The fresh insight came from ancient air samples trapped inside ice cores taken from Greenland and Antarctica – some of which were analysed at Niwa's Wellington lab.
Further analysis was carried out in a machine called a mass spectrometer which pin-pointed methane sources according to the measured content of the rare, radioactive isotope radiocarbon.
For every single measurement, the team had drilled out one tonne of ice while working in polar environments.
From that, they extracted the equivalent of five household buckets of air, and then isolated the equivalent volume of one water drop of methane.
In that methane, only one in a trillion molecules is radiocarbon and they measured the changes in that minuscule content.
Study co-author and Niwa principal atmospheric technician, Tony Bromley, said the degree of accuracy provided by the analysis meant it was possible to determine exactly how much methane was produced by humans.
Until now, that had been difficult for researchers to determine exactly where methane emissions originated.
Biological methane, for instance, could be released from wetlands, rice fields and livestock, while fossil methane could stem from natural geological seeps, or industries extracting and using fossil fuels like oil, gas and coal.
The two types of methane could be distinguished, because biological methane contained measurable amounts of radiocarbon.
In fossil methane, all the radiocarbon had decayed away, while the gas was stored in underground reservoirs.
Yet radiocarbon measurements in modern air could not separate fossil methane that was emitted naturally from industrial sources.
"As a scientific community we've been struggling to understand exactly how much methane we as humans are emitting into the atmosphere," said study author Dr Vasilii Petrenko, of the University of Rochester in the US.
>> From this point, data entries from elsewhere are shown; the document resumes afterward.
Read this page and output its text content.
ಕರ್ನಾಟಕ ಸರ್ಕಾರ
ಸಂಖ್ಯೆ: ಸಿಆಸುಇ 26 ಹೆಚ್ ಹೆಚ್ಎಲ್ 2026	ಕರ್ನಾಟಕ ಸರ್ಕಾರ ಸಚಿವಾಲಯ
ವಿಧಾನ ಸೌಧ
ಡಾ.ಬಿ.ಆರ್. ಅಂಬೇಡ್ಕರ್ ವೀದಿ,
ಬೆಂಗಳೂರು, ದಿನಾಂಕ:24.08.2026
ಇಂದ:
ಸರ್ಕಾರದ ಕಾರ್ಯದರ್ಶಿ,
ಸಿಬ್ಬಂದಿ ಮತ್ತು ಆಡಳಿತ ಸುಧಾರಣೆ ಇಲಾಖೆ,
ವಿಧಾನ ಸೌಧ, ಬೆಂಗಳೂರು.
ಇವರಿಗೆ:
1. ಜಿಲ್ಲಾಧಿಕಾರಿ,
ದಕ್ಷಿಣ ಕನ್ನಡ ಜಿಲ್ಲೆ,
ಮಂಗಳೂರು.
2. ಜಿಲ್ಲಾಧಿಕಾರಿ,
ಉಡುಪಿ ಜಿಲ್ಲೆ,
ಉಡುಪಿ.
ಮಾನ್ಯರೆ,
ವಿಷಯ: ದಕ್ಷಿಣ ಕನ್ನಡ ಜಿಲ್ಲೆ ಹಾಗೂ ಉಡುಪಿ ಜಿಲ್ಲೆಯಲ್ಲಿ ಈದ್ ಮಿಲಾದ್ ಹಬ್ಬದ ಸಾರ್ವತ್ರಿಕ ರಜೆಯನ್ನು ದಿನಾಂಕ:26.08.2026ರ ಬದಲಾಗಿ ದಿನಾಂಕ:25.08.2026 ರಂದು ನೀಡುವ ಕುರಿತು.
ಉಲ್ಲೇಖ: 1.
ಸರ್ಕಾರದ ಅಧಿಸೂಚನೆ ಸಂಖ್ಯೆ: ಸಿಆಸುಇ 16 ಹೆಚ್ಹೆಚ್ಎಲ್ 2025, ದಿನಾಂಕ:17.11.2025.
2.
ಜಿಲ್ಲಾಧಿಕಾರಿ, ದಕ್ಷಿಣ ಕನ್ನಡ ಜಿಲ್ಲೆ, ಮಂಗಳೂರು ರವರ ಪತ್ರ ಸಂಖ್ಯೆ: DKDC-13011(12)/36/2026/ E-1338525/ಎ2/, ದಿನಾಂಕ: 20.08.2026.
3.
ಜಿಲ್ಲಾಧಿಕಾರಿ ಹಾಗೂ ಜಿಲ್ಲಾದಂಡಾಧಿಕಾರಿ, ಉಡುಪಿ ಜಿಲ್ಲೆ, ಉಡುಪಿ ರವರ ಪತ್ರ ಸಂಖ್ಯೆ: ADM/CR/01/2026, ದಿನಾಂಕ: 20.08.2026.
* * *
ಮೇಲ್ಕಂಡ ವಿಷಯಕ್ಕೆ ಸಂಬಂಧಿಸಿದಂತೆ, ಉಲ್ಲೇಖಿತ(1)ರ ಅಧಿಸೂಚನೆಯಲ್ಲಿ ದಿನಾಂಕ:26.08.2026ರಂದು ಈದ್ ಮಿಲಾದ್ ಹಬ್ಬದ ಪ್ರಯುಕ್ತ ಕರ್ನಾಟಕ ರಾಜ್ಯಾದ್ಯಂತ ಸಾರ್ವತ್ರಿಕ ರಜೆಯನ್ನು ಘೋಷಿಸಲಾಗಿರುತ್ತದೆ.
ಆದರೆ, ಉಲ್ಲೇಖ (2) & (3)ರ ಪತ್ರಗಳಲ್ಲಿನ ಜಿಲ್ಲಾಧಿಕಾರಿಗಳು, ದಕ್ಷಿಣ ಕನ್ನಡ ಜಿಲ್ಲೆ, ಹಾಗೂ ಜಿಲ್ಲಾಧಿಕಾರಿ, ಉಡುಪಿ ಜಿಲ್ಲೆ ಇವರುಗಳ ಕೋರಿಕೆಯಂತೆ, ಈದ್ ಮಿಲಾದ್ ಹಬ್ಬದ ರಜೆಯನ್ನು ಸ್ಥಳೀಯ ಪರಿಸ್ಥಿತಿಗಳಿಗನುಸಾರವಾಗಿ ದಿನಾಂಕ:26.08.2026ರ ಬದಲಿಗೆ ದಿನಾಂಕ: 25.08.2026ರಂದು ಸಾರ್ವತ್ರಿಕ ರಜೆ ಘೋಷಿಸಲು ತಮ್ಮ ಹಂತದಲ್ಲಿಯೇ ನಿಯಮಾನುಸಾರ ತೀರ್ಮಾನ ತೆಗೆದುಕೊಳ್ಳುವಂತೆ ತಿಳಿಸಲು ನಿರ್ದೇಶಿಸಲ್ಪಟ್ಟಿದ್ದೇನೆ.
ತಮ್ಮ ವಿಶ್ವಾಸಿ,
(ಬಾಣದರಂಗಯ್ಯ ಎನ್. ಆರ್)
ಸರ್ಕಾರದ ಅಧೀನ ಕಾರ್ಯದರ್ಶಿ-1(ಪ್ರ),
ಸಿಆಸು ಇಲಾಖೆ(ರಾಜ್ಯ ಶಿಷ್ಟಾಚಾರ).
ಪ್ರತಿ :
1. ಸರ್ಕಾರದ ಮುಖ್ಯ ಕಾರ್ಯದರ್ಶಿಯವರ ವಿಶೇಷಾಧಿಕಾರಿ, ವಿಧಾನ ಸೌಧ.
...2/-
"We know that the fossil fuel component is one of our biggest component emissions, but it has been challenging to pin that down because in today's atmosphere, the natural and anthropogenic components of the fossil emissions look the same, isotopically."
By measuring the methane radiocarbon from more than 200 years ago when there were no industrial sources, the researchers knew that all fossil methane had to be emitted naturally.
They found that almost all of the methane emitted to the atmosphere was biological until about 1870.
That was when the fossil component began to rise rapidly – and the timing coincided with a sharp increase in the use of fossil fuels.
They also discovered the levels of naturally released fossil methane are about 10 times lower than previous research reported.
Methane being emitted by human activity was the second largest contributor to global warming, after carbon dioxide.
But, compared to carbon dioxide, methane has a relatively short shelf-life; it lasted an average of only nine years in the atmosphere, while carbon dioxide can persist in the atmosphere for about a century.
That made methane an especially suitable target for curbing climate change in a short time frame.
"If we stopped emitting all carbon dioxide today, high carbon dioxide levels in the atmosphere would still persist for a long time," said co-author Dr Benjamin Hmiel, also of Rochester.
"Methane is important to study because if we make changes to our current methane emissions, it's going to reflect more quickly."
In New Zealand, where methane makes up about 43 per cent of gross greenhouse gas emissions, the new Zero Carbon Act would treat biogenic methane emissions differently to CO2.
While the act strived to push net emissions of all other all greenhouse gases down to zero by 2050, its goal for biogenic methane was a reduction of 24 to 47 per cent below 2017 levels – 10 per cent of which would need to be cut this decade.